What do you need of you want to be Big Brother? Big Data, of course!

Data is powerful, and “big data” is very powerful. I deal with it every day in my work as a research scientist at Adobe, where I write and utilize algorithms capable of processing petabytes of data. I’ve been actively recruited by the creepily-named data mining company, Palantir (named for the all-seeing stones in Lord of the Rings). In grad school learned about powerful statistical methods for discovering latent information hiding in plain sight in ordinary data, and I learned just how easy it is to infer entire social networks from pairwise relationships, like who you call on the phone or who you email.

The Bush and Obama administrations have been culling records of billions of phone calls, emails, web searches, and more every day for years, with shocking disregard for your and my right to privacy. (Your local senators and congressmen have almost universally gone along with this invasive practice.) Billions a day for years is most definitely big data, and just as definitely is the cause for the construction of NSA’s huge new data center in Utah, just across the freeway from my workplace.

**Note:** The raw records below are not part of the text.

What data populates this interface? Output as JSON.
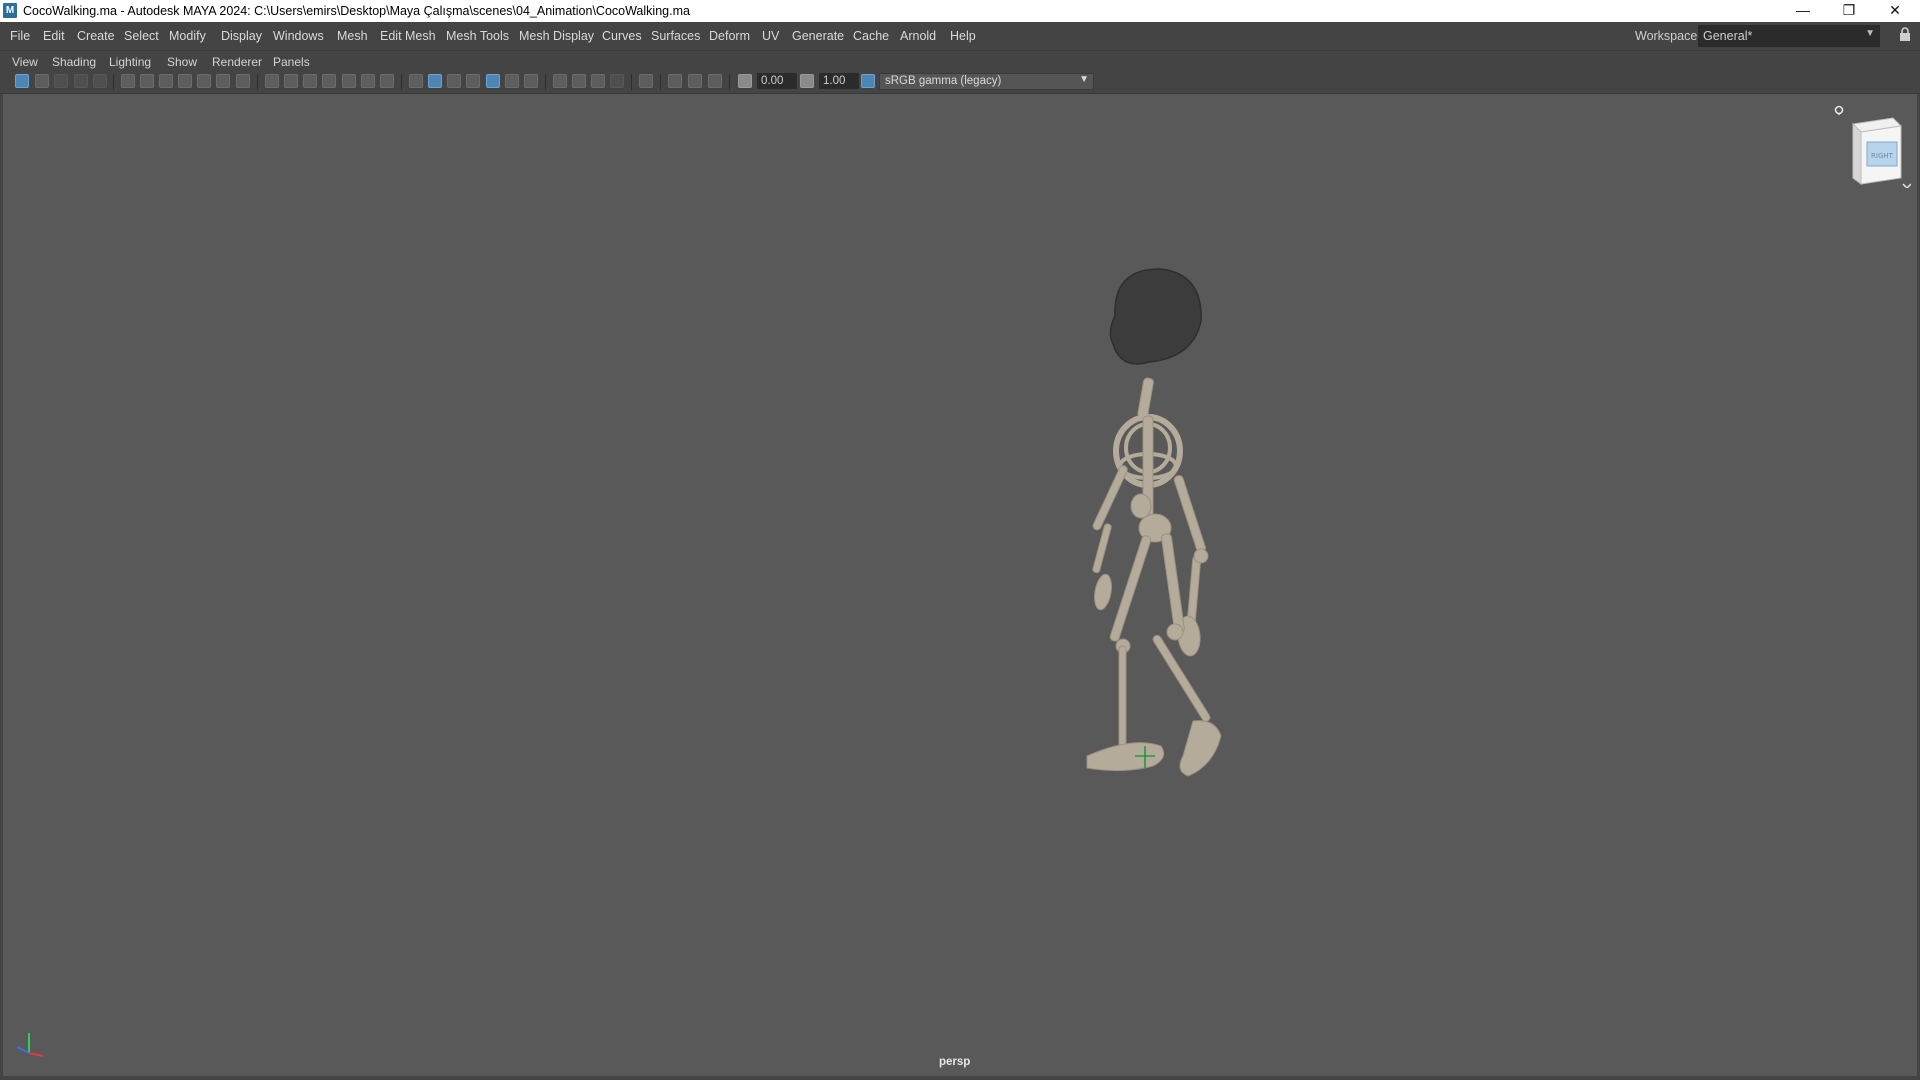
{
  "window": {
    "app_icon": "maya-app-icon",
    "title": "CocoWalking.ma - Autodesk MAYA 2024: C:\\Users\\emirs\\Desktop\\Maya Çalışma\\scenes\\04_Animation\\CocoWalking.ma",
    "controls": [
      "minimize-icon",
      "restore-icon",
      "close-icon"
    ]
  },
  "menubar": {
    "items": [
      "File",
      "Edit",
      "Create",
      "Select",
      "Modify",
      "Display",
      "Windows",
      "Mesh",
      "Edit Mesh",
      "Mesh Tools",
      "Mesh Display",
      "Curves",
      "Surfaces",
      "Deform",
      "UV",
      "Generate",
      "Cache",
      "Arnold",
      "Help"
    ],
    "workspace_label": "Workspace:",
    "workspace_value": "General*"
  },
  "panel_menu": {
    "items": [
      "View",
      "Shading",
      "Lighting",
      "Show",
      "Renderer",
      "Panels"
    ]
  },
  "toolbar": {
    "exposure": "0.00",
    "gamma": "1.00",
    "color_space": "sRGB gamma (legacy)"
  },
  "viewport": {
    "camera": "persp",
    "viewcube_face": "RIGHT",
    "background_color": "#595959",
    "skeleton_color": "#b5ab9b",
    "head_color": "#3c3c3c"
  }
}
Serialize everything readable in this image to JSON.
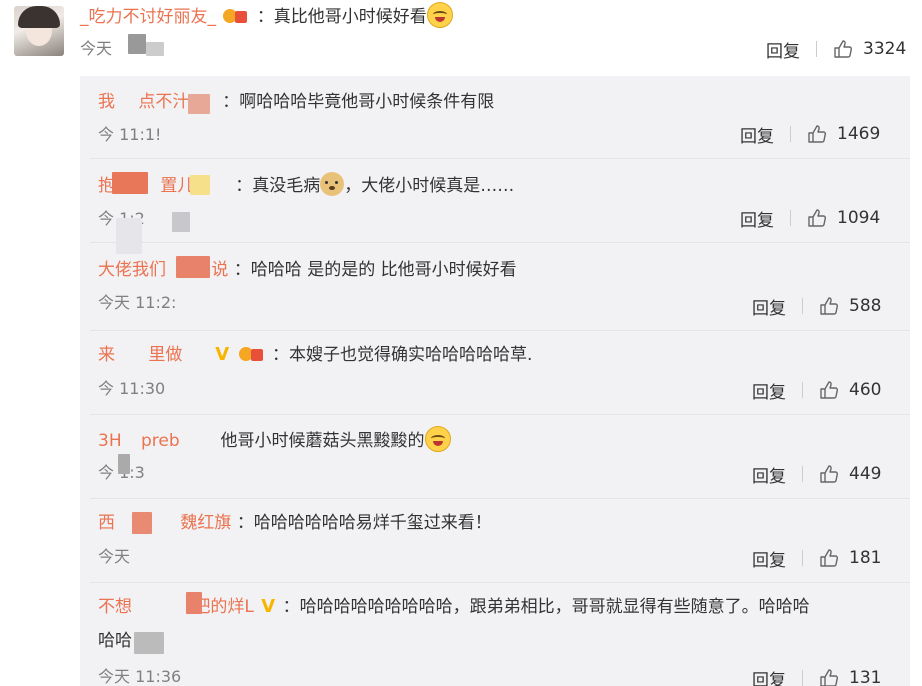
{
  "main_comment": {
    "username": "_吃力不讨好丽友_",
    "text": "：真比他哥小时候好看",
    "time": "今天",
    "reply_label": "回复",
    "like_count": "3324"
  },
  "replies": [
    {
      "username": "我",
      "username_tail": "点不汁",
      "text": "：啊哈哈哈毕竟他哥小时候条件有限",
      "time": "今 11:1!",
      "reply_label": "回复",
      "like_count": "1469"
    },
    {
      "username": "抱",
      "username_tail": "置儿",
      "text": "：真没毛病",
      "text_after": "，大佬小时候真是……",
      "time": "今 1:2",
      "reply_label": "回复",
      "like_count": "1094"
    },
    {
      "username": "大佬我们",
      "username_tail": "说",
      "text": "：哈哈哈 是的是的 比他哥小时候好看",
      "time": "今天 11:2:",
      "reply_label": "回复",
      "like_count": "588"
    },
    {
      "username": "来",
      "username_tail": "里做",
      "text": "：本嫂子也觉得确实哈哈哈哈哈草.",
      "time": "今 11:30",
      "reply_label": "回复",
      "like_count": "460"
    },
    {
      "username": "3H",
      "username_tail": "preb",
      "text": "他哥小时候蘑菇头黑黢黢的",
      "time": "今 1:3",
      "reply_label": "回复",
      "like_count": "449"
    },
    {
      "username": "西",
      "username_tail": "魏红旗",
      "text": "：哈哈哈哈哈哈易烊千玺过来看！",
      "time": "今天",
      "reply_label": "回复",
      "like_count": "181"
    },
    {
      "username": "不想",
      "username_tail": "吧的烊L",
      "text": "：哈哈哈哈哈哈哈哈哈，跟弟弟相比，哥哥就显得有些随意了。哈哈哈",
      "text_line2": "哈哈",
      "time": "今天 11:36",
      "reply_label": "回复",
      "like_count": "131"
    }
  ],
  "colors": {
    "username": "#eb7350",
    "text": "#333333",
    "meta": "#808080",
    "panel_bg": "#f2f2f5",
    "vip": "#f7b500"
  },
  "icons": [
    "thumbs-up-icon",
    "vip-icon",
    "badge-icon",
    "laughing-emoji-icon",
    "dog-emoji-icon"
  ]
}
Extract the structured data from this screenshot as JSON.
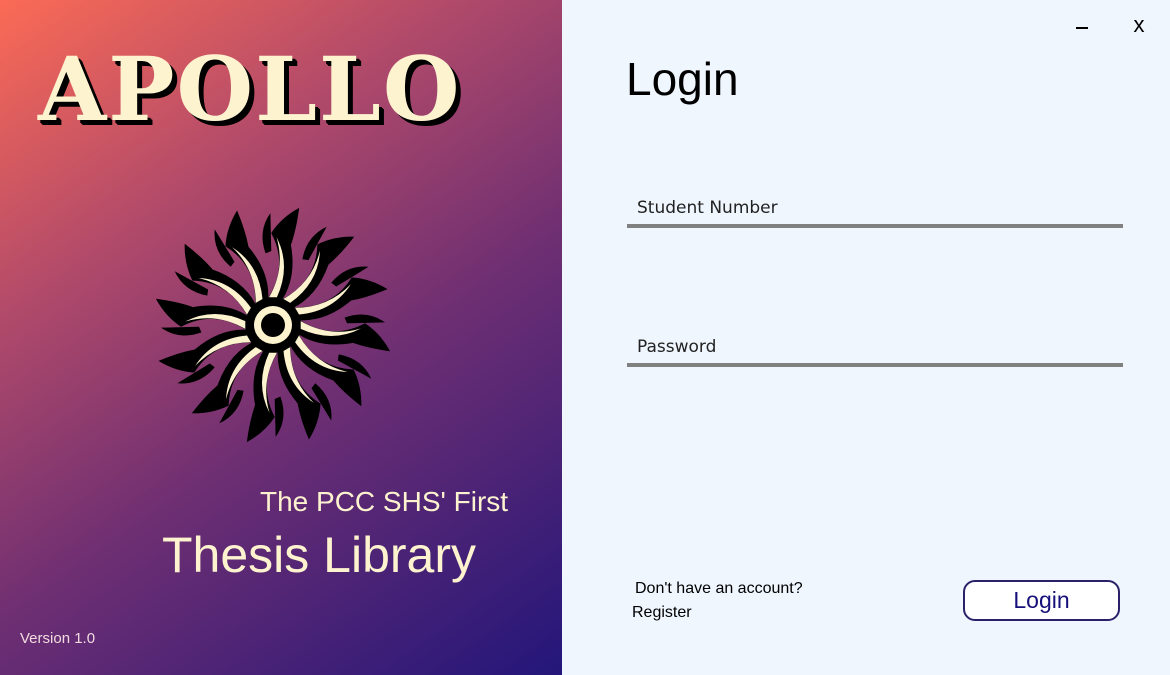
{
  "brand": {
    "title": "APOLLO",
    "logo_icon": "sun-icon",
    "tagline": "The PCC SHS' First",
    "subtitle": "Thesis Library",
    "version": "Version 1.0"
  },
  "window": {
    "minimize_label": "–",
    "close_label": "x"
  },
  "login": {
    "heading": "Login",
    "student_number": {
      "placeholder": "Student Number",
      "value": ""
    },
    "password": {
      "placeholder": "Password",
      "value": ""
    },
    "no_account_text": "Don't have an account?",
    "register_label": "Register",
    "button_label": "Login"
  },
  "colors": {
    "gradient_start": "#fb6b55",
    "gradient_end": "#23167a",
    "cream": "#fdf3cf",
    "panel_bg": "#eff6fe",
    "button_border": "#2a2168",
    "button_text": "#16107a"
  }
}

Defenders of these surveillance programs say that all of this monitoring is okay because it’s only gathering metadata. It’s true that the actual content of your phone calls is not available without obtaining a more traditional sort of warrant. But the metadata being collected—phone numbers, IP addresses, which number called which number when—is extremely powerful. Phone numbers are very easily mapped to names and addresses. It would also be trivial to discover the social networks behind the phone calls. You and your friends and family would show up together on a “map” of connections, like the one I created of American senators in an earlier post. Please forgive a little reductio ad Hitlerum, but in the wrong hands, such a tool would have made Hitler’s “final solution” a simple matter of searching the computer for Jewish names and sending the Gestapo knocking. Those helping people escape would have been exposed by their connections to non-approved groups on the social graph—another easy search!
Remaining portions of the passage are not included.